Dus daar liep ik dan, met een rugzak (fles water, thermoskan warme chocomelk, bekertjes, koekjes, appels, pakjes zakdoeken, lippencreme, handcreme en nee, géén EHBO doos), een boodschappentas in de ene (spelletjes, doeboeken, leesboeken, sticker mozaïek) en een sporttas (twee skihelmen, Daan z’n skischoenen (stel dat hij toch ineens zin krijgt), extra truien, reservehandschoenen) in de andere hand. Terwijl de sneeuw in m’n gezicht joeg en de kinderen al jengelend achter ons aan klosten, ‘of het nog ver was’ en ‘kunnen jullie ons niet een stukje dragen?’ Serieus.

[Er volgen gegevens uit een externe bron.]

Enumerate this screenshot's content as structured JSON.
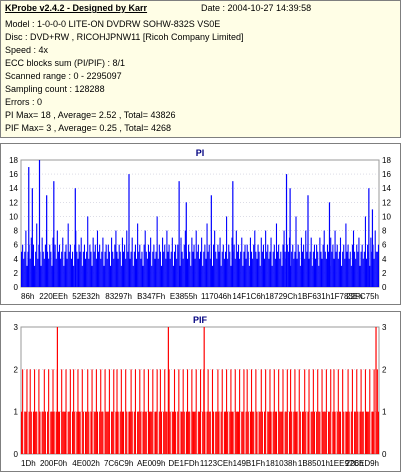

Wat oneerlijk dan ook dat Daan zich halverwege de week ineens bedacht (‘Ik wil toch skiën pappa!’), ik alsnog aan het lezen van mijn boek toekwam, ze met van die verraderlijk schattige rode appelwangetjes en glinsterende ogen naar beneden kwamen zeilen en ik schoorvoetend moest toegeven dat zo’n besneeuwd berggebied met strak blauwe lucht in de zon best mooi is. Verdomme… Laat mij nou gewoon lekker zwelgen in deze sneeuwmisère. Nu willen ze natuurlijk volgend jaar weer…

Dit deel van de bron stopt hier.